Amoebae and algae can prolong the survival of Campylobacter species in co-culture

Abstract

Several species of free-living amoebae can cause disease in humans. However, in addition to the direct pathogenicity of e.g. Acanthamoebae and Naegleria species , they are recognized as environmental hosts, indirectly involved in the epidemiology of many pathogenic bacteria. Although several studies have demonstrated intracellular survival of many different bacteria in these species, the extent of such interactions as well as the implications for the epidemiology of the bacterial species involved, are largely unknown and probably underestimated. In this study, we evaluated eight different unicellular eukaryotic organisms, for their potential to serve as environmental hosts for Campylobacter species.

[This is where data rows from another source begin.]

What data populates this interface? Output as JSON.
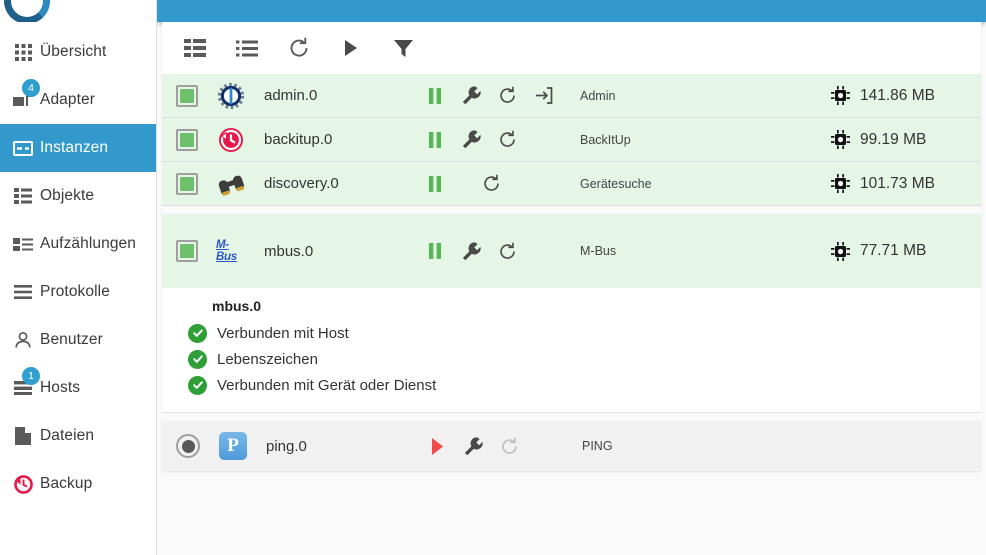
{
  "app": {
    "accent_color": "#3399cc",
    "row_active_color": "#e6f6e6",
    "row_inactive_color": "#f1f1f1"
  },
  "sidebar": {
    "logo_name": "iobroker-logo",
    "items": [
      {
        "label": "Übersicht",
        "icon": "grid-icon",
        "badge": "",
        "active": false
      },
      {
        "label": "Adapter",
        "icon": "adapter-icon",
        "badge": "4",
        "active": false
      },
      {
        "label": "Instanzen",
        "icon": "instances-icon",
        "badge": "",
        "active": true
      },
      {
        "label": "Objekte",
        "icon": "objects-icon",
        "badge": "",
        "active": false
      },
      {
        "label": "Aufzählungen",
        "icon": "enums-icon",
        "badge": "",
        "active": false
      },
      {
        "label": "Protokolle",
        "icon": "logs-icon",
        "badge": "",
        "active": false
      },
      {
        "label": "Benutzer",
        "icon": "user-icon",
        "badge": "",
        "active": false
      },
      {
        "label": "Hosts",
        "icon": "hosts-icon",
        "badge": "1",
        "active": false
      },
      {
        "label": "Dateien",
        "icon": "files-icon",
        "badge": "",
        "active": false
      },
      {
        "label": "Backup",
        "icon": "backup-icon",
        "badge": "",
        "active": false
      }
    ]
  },
  "topbar": {
    "icons": [
      "chevron-down-icon",
      "chevron-down-icon",
      "square-icon"
    ]
  },
  "toolbar": {
    "buttons": [
      {
        "name": "table-view-button",
        "icon": "table-list-icon"
      },
      {
        "name": "list-view-button",
        "icon": "bullet-list-icon"
      },
      {
        "name": "refresh-button",
        "icon": "refresh-icon"
      },
      {
        "name": "start-all-button",
        "icon": "play-icon"
      },
      {
        "name": "filter-button",
        "icon": "filter-icon"
      }
    ]
  },
  "instances": [
    {
      "id": "admin.0",
      "icon": "admin-icon",
      "title": "Admin",
      "memory": "141.86 MB",
      "running": true,
      "actions": [
        "pause-icon",
        "wrench-icon",
        "refresh-icon",
        "open-link-icon"
      ]
    },
    {
      "id": "backitup.0",
      "icon": "backitup-icon",
      "title": "BackItUp",
      "memory": "99.19 MB",
      "running": true,
      "actions": [
        "pause-icon",
        "wrench-icon",
        "refresh-icon"
      ]
    },
    {
      "id": "discovery.0",
      "icon": "discovery-icon",
      "title": "Gerätesuche",
      "memory": "101.73 MB",
      "running": true,
      "actions": [
        "pause-icon",
        "refresh-icon"
      ]
    },
    {
      "id": "mbus.0",
      "icon": "mbus-icon",
      "icon_text": "M-Bus",
      "title": "M-Bus",
      "memory": "77.71 MB",
      "running": true,
      "expanded": true,
      "actions": [
        "pause-icon",
        "wrench-icon",
        "refresh-icon"
      ]
    },
    {
      "id": "ping.0",
      "icon": "ping-icon",
      "icon_text": "P",
      "title": "PING",
      "memory": "",
      "running": false,
      "actions": [
        "play-icon",
        "wrench-icon",
        "refresh-icon"
      ]
    }
  ],
  "detail_panel": {
    "title": "mbus.0",
    "items": [
      {
        "label": "Verbunden mit Host",
        "status": "ok"
      },
      {
        "label": "Lebenszeichen",
        "status": "ok"
      },
      {
        "label": "Verbunden mit Gerät oder Dienst",
        "status": "ok"
      }
    ]
  }
}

These organisms include four amoebozoas ( Acanthamoeba polyphaga, Acanthamoeba castellanii, Acanthamoeba rhysodes and Hartmanella vermiformis), one alveolate ( Tetrahymena pyriformis), one stramenopile ( Dinobryon sertularia), one eugoenozoa ( Euglena gracilis) and one heterolobosea ( Naegleria americana). Campylobacter spp. including Campylobacter jejuni, Campylobacter coli and Campylobacter lari are the most common cause of gastroenteritis in the western world. Survival and replication of these three species as well as Campylobacter hyointestinalis were assessed in co-cultures with the eukaryotic organisms. Campylobacter spp. generally survived longer in co-cultures, compared to when incubated in the corresponding growth media. The eukaryotic species that best promoted bacterial survival was the golden algae D. sertularia. Three species of amoebozoas, of the genus Acanthamoeba promoted both prolonged survival and replication of Campylobacter spp. The high abundance in lakes, ponds and water distribution networks of these organisms indicate that they might have a role in the epidemiology of campylobacteriosis, possibly contributing to survival and dissemination of these intestinal pathogens to humans and other animals. The results suggest that not only C. jejuni, but a variety of Campylobacter spp. can interact with different eukaryotic unicellular organisms.